Budget 2025: Auto Sector Faces Uneven Road Ahead, Says BNP Paribas
Investment bank sees direct tax cuts boosting premium segments while rural demand remains uncertain; maintains selective approach with Maruti Suzuki and Mahindra & Mahindra as top picks.
BNP Paribas Securities India has released its analysis of the Union Budget 2026, highlighting both opportunities and challenges for India's automotive sector. The research report, authored by Kumar Rakesh, suggests that while tax cuts could boost demand, the benefits may not be uniform across all segments.
The investment bank views the direct tax cuts as a significant positive catalyst, particularly for entry-segment cars and premium motorcycles. According to the report, these segments could see stronger demand as they typically attract a higher proportion of salaried employees as customers. Maruti Suzuki, BNP Paribas' top sector pick, is well-positioned to benefit from these tax changes.

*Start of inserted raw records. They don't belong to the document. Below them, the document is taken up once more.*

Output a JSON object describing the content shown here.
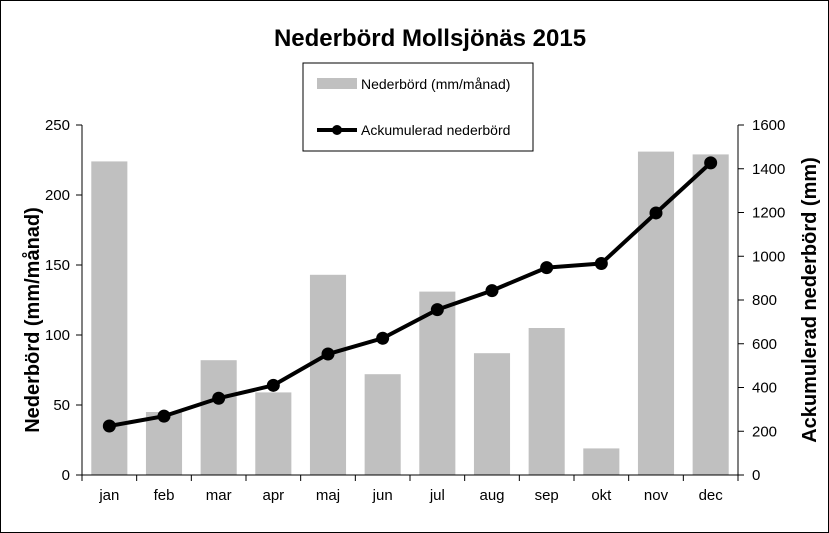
{
  "chart_data": {
    "type": "bar+line",
    "title": "Nederbörd Mollsjönäs 2015",
    "categories": [
      "jan",
      "feb",
      "mar",
      "apr",
      "maj",
      "jun",
      "jul",
      "aug",
      "sep",
      "okt",
      "nov",
      "dec"
    ],
    "series": [
      {
        "name": "Nederbörd (mm/månad)",
        "type": "bar",
        "axis": "left",
        "color": "#c0c0c0",
        "values": [
          224,
          45,
          82,
          59,
          143,
          72,
          131,
          87,
          105,
          19,
          231,
          229
        ]
      },
      {
        "name": "Ackumulerad nederbörd",
        "type": "line",
        "axis": "right",
        "color": "#000000",
        "values": [
          224,
          269,
          351,
          410,
          553,
          625,
          756,
          843,
          948,
          967,
          1198,
          1427
        ]
      }
    ],
    "ylabel_left": "Nederbörd (mm/månad)",
    "ylabel_right": "Ackumulerad nederbörd (mm)",
    "ylim_left": [
      0,
      250
    ],
    "ylim_right": [
      0,
      1600
    ],
    "yticks_left": [
      "0",
      "50",
      "100",
      "150",
      "200",
      "250"
    ],
    "yticks_right": [
      "0",
      "200",
      "400",
      "600",
      "800",
      "1000",
      "1200",
      "1400",
      "1600"
    ],
    "grid": false,
    "legend_position": "top-center"
  }
}
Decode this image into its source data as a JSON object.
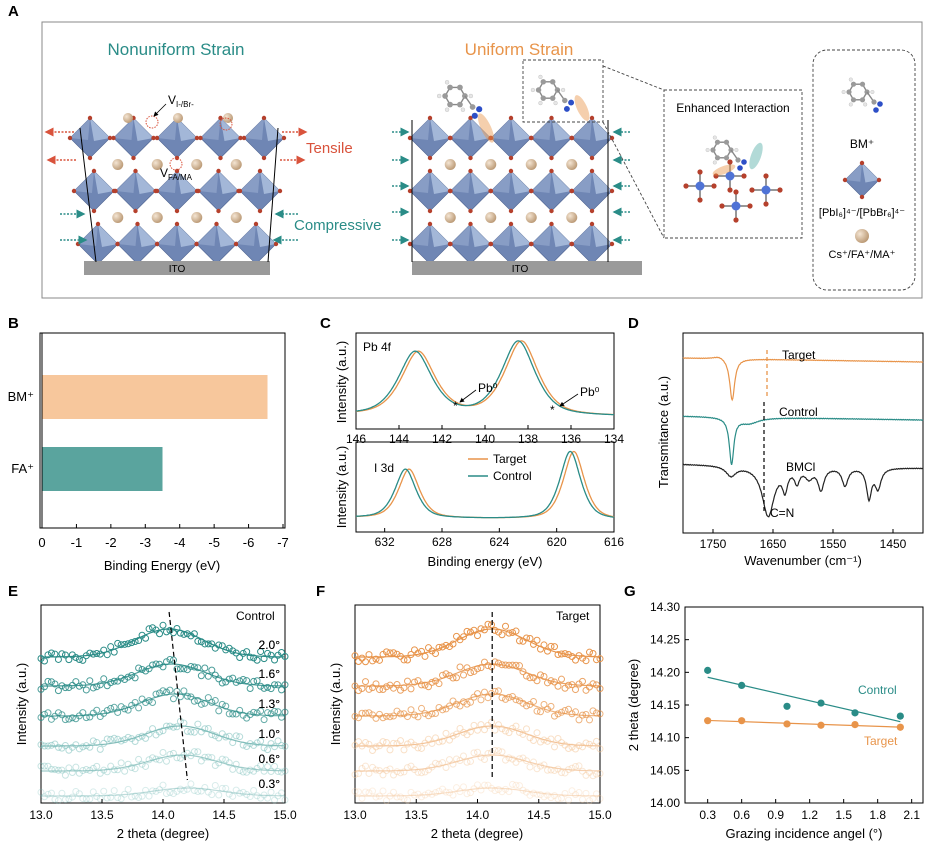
{
  "colors": {
    "teal": "#2a8c87",
    "orange": "#e8944a",
    "red": "#d9533c",
    "black": "#222222",
    "octa": "#6f86b4",
    "octa_light": "#a9bddc",
    "sphere": "#d9bfa0",
    "target_light": "#f4c99e",
    "control_light": "#7fc1bd",
    "bar_bm": "#f7c79c",
    "bar_fa": "#5aa49e"
  },
  "panelA": {
    "letter": "A",
    "left_title": "Nonuniform Strain",
    "right_title": "Uniform Strain",
    "vacancy_halide": "V",
    "vacancy_halide_sub": "I-/Br-",
    "vacancy_cation": "V",
    "vacancy_cation_sub": "FA/MA",
    "tensile": "Tensile",
    "compressive": "Compressive",
    "substrate": "ITO",
    "interaction": "Enhanced Interaction",
    "legend_bm": "BM⁺",
    "legend_octa": "[PbI₆]⁴⁻/[PbBr₆]⁴⁻",
    "legend_cation": "Cs⁺/FA⁺/MA⁺"
  },
  "panelB": {
    "letter": "B",
    "chart_data": {
      "type": "bar",
      "orientation": "horizontal",
      "categories": [
        "BM⁺",
        "FA⁺"
      ],
      "values": [
        -6.55,
        -3.5
      ],
      "xlabel": "Binding Energy (eV)",
      "xlim": [
        0,
        -7
      ],
      "xticks": [
        0,
        -1,
        -2,
        -3,
        -4,
        -5,
        -6,
        -7
      ]
    }
  },
  "panelC": {
    "letter": "C",
    "chart_data": [
      {
        "type": "line",
        "label": "Pb 4f",
        "xlim": [
          146,
          134
        ],
        "xticks": [
          146,
          144,
          142,
          140,
          138,
          136,
          134
        ],
        "ylabel": "Intensity (a.u.)",
        "annotations": [
          "Pb⁰",
          "Pb⁰"
        ],
        "series": [
          {
            "name": "Target",
            "peaks": [
              {
                "center": 143.1,
                "width": 0.85,
                "height": 0.85
              },
              {
                "center": 138.3,
                "width": 0.85,
                "height": 1.0
              }
            ]
          },
          {
            "name": "Control",
            "peaks": [
              {
                "center": 143.25,
                "width": 0.85,
                "height": 0.85
              },
              {
                "center": 138.45,
                "width": 0.85,
                "height": 1.0
              }
            ]
          }
        ]
      },
      {
        "type": "line",
        "label": "I 3d",
        "xlim": [
          634,
          616
        ],
        "xticks": [
          632,
          628,
          624,
          620,
          616
        ],
        "xlabel": "Binding energy (eV)",
        "ylabel": "Intensity (a.u.)",
        "series": [
          {
            "name": "Target",
            "peaks": [
              {
                "center": 630.3,
                "width": 0.8,
                "height": 0.72
              },
              {
                "center": 618.8,
                "width": 0.8,
                "height": 1.0
              }
            ]
          },
          {
            "name": "Control",
            "peaks": [
              {
                "center": 630.55,
                "width": 0.8,
                "height": 0.72
              },
              {
                "center": 619.05,
                "width": 0.8,
                "height": 1.0
              }
            ]
          }
        ]
      }
    ]
  },
  "panelD": {
    "letter": "D",
    "chart_data": {
      "type": "line",
      "xlim": [
        1800,
        1400
      ],
      "xticks": [
        1750,
        1650,
        1550,
        1450
      ],
      "xlabel": "Wavenumber (cm⁻¹)",
      "ylabel": "Transmitance (a.u.)",
      "annotation": "C=N",
      "series": [
        {
          "name": "Target"
        },
        {
          "name": "Control"
        },
        {
          "name": "BMCl"
        }
      ]
    }
  },
  "panelE": {
    "letter": "E",
    "chart_data": {
      "type": "scatter",
      "title": "Control",
      "xlim": [
        13.0,
        15.0
      ],
      "xticks": [
        "13.0",
        "13.5",
        "14.0",
        "14.5",
        "15.0"
      ],
      "xlabel": "2 theta (degree)",
      "ylabel": "Intensity (a.u.)",
      "angles": [
        "2.0°",
        "1.6°",
        "1.3°",
        "1.0°",
        "0.6°",
        "0.3°"
      ],
      "peak_centers": [
        14.05,
        14.07,
        14.1,
        14.14,
        14.16,
        14.2
      ]
    }
  },
  "panelF": {
    "letter": "F",
    "chart_data": {
      "type": "scatter",
      "title": "Target",
      "xlim": [
        13.0,
        15.0
      ],
      "xticks": [
        "13.0",
        "13.5",
        "14.0",
        "14.5",
        "15.0"
      ],
      "xlabel": "2 theta (degree)",
      "ylabel": "Intensity (a.u.)",
      "angles": [
        "2.0°",
        "1.6°",
        "1.3°",
        "1.0°",
        "0.6°",
        "0.3°"
      ],
      "peak_centers": [
        14.12,
        14.12,
        14.12,
        14.12,
        14.12,
        14.12
      ]
    }
  },
  "panelG": {
    "letter": "G",
    "chart_data": {
      "type": "scatter",
      "xlim": [
        0.1,
        2.2
      ],
      "ylim": [
        14.0,
        14.3
      ],
      "xticks": [
        "0.3",
        "0.6",
        "0.9",
        "1.2",
        "1.5",
        "1.8",
        "2.1"
      ],
      "yticks": [
        "14.00",
        "14.05",
        "14.10",
        "14.15",
        "14.20",
        "14.25",
        "14.30"
      ],
      "xlabel": "Grazing incidence angel (°)",
      "ylabel": "2 theta (degree)",
      "x": [
        0.3,
        0.6,
        1.0,
        1.3,
        1.6,
        2.0
      ],
      "series": [
        {
          "name": "Control",
          "values": [
            14.203,
            14.18,
            14.148,
            14.153,
            14.138,
            14.133
          ]
        },
        {
          "name": "Target",
          "values": [
            14.126,
            14.126,
            14.121,
            14.119,
            14.12,
            14.116
          ]
        }
      ]
    }
  }
}
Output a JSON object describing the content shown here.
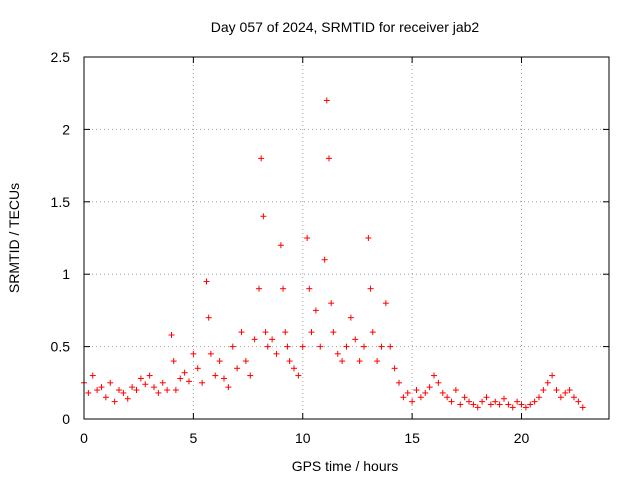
{
  "chart_data": {
    "type": "scatter",
    "title": "Day 057 of 2024, SRMTID for receiver jab2",
    "xlabel": "GPS time / hours",
    "ylabel": "SRMTID / TECUs",
    "xlim": [
      0,
      24
    ],
    "ylim": [
      0,
      2.5
    ],
    "x_ticks": [
      0,
      5,
      10,
      15,
      20
    ],
    "x_tick_labels": [
      "0",
      "5",
      "10",
      "15",
      "20"
    ],
    "y_ticks": [
      0,
      0.5,
      1,
      1.5,
      2,
      2.5
    ],
    "y_tick_labels": [
      "0",
      "0.5",
      "1",
      "1.5",
      "2",
      "2.5"
    ],
    "grid": true,
    "marker": "+",
    "series": [
      {
        "name": "jab2",
        "color": "#ff0000",
        "x": [
          0.0,
          0.2,
          0.4,
          0.6,
          0.8,
          1.0,
          1.2,
          1.4,
          1.6,
          1.8,
          2.0,
          2.2,
          2.4,
          2.6,
          2.8,
          3.0,
          3.2,
          3.4,
          3.6,
          3.8,
          4.0,
          4.1,
          4.2,
          4.4,
          4.6,
          4.8,
          5.0,
          5.2,
          5.4,
          5.6,
          5.7,
          5.8,
          6.0,
          6.2,
          6.4,
          6.6,
          6.8,
          7.0,
          7.2,
          7.4,
          7.6,
          7.8,
          8.0,
          8.1,
          8.2,
          8.3,
          8.4,
          8.6,
          8.8,
          9.0,
          9.1,
          9.2,
          9.3,
          9.4,
          9.6,
          9.8,
          10.0,
          10.2,
          10.3,
          10.4,
          10.6,
          10.8,
          11.0,
          11.1,
          11.2,
          11.3,
          11.4,
          11.6,
          11.8,
          12.0,
          12.2,
          12.4,
          12.6,
          12.8,
          13.0,
          13.1,
          13.2,
          13.4,
          13.6,
          13.8,
          14.0,
          14.2,
          14.4,
          14.6,
          14.8,
          15.0,
          15.2,
          15.4,
          15.6,
          15.8,
          16.0,
          16.2,
          16.4,
          16.6,
          16.8,
          17.0,
          17.2,
          17.4,
          17.6,
          17.8,
          18.0,
          18.2,
          18.4,
          18.6,
          18.8,
          19.0,
          19.2,
          19.4,
          19.6,
          19.8,
          20.0,
          20.2,
          20.4,
          20.6,
          20.8,
          21.0,
          21.2,
          21.4,
          21.6,
          21.8,
          22.0,
          22.2,
          22.4,
          22.6,
          22.8
        ],
        "y": [
          0.25,
          0.18,
          0.3,
          0.2,
          0.22,
          0.15,
          0.25,
          0.12,
          0.2,
          0.18,
          0.14,
          0.22,
          0.2,
          0.28,
          0.24,
          0.3,
          0.22,
          0.18,
          0.25,
          0.2,
          0.58,
          0.4,
          0.2,
          0.28,
          0.32,
          0.26,
          0.45,
          0.35,
          0.25,
          0.95,
          0.7,
          0.45,
          0.3,
          0.4,
          0.28,
          0.22,
          0.5,
          0.35,
          0.6,
          0.4,
          0.3,
          0.55,
          0.9,
          1.8,
          1.4,
          0.6,
          0.5,
          0.55,
          0.45,
          1.2,
          0.9,
          0.6,
          0.5,
          0.4,
          0.35,
          0.3,
          0.5,
          1.25,
          0.9,
          0.6,
          0.75,
          0.5,
          1.1,
          2.2,
          1.8,
          0.8,
          0.6,
          0.45,
          0.4,
          0.5,
          0.7,
          0.55,
          0.4,
          0.5,
          1.25,
          0.9,
          0.6,
          0.4,
          0.5,
          0.8,
          0.5,
          0.35,
          0.25,
          0.15,
          0.18,
          0.12,
          0.2,
          0.15,
          0.18,
          0.22,
          0.3,
          0.25,
          0.18,
          0.15,
          0.12,
          0.2,
          0.1,
          0.15,
          0.12,
          0.1,
          0.08,
          0.12,
          0.15,
          0.1,
          0.12,
          0.1,
          0.14,
          0.1,
          0.08,
          0.12,
          0.1,
          0.08,
          0.1,
          0.12,
          0.15,
          0.2,
          0.25,
          0.3,
          0.2,
          0.15,
          0.18,
          0.2,
          0.15,
          0.12,
          0.08
        ]
      }
    ]
  }
}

However, the outlook for rural demand remains uncertain. The report notes that budget allocations for key rural income transfer schemes like MGNREGA and PM-Kisan have remained flat year-over-year. While overall rural development funding has shown some recovery, execution risks persist, similar to the previous year's unutilized allocations.
For the commercial vehicle segment, BNP Paribas identifies mixed signals. The unchanged budgetary allocation for road construction could negatively impact commercial vehicle manufacturers. Additionally, the 11% reduction in defense procurement funding for heavy and medium vehicles may affect a key revenue stream for CV makers. However, the overall increase in capital expenditure could drive indirect demand for commercial vehicles.
The report also highlights several policy changes affecting the electric vehicle segment. While the government has maintained its EV incentive allocation at Rs 40 billion for FY26, BNP Paribas expects a reduction in per-vehicle incentives to accommodate growing EV adoption. The bank notes a shift in government focus from demand incentives to production incentives through PLI schemes.
BNP Paribas maintains a selective approach to the sector, with Maruti Suzuki and Mahindra & Mahindra as its top picks. The bank suggests investors should be stock-selective rather than taking broad sectoral positions, given the varying impact of budget measures across different automotive segments.
The analysis comes against the backdrop of what BNP Paribas describes as signs of demand slowdown and tightening financing conditions, particularly in the two-wheeler segment. While the budget offers some demand stimulus, the bank emphasizes that these measures may not translate into secular growth across all automotive segments.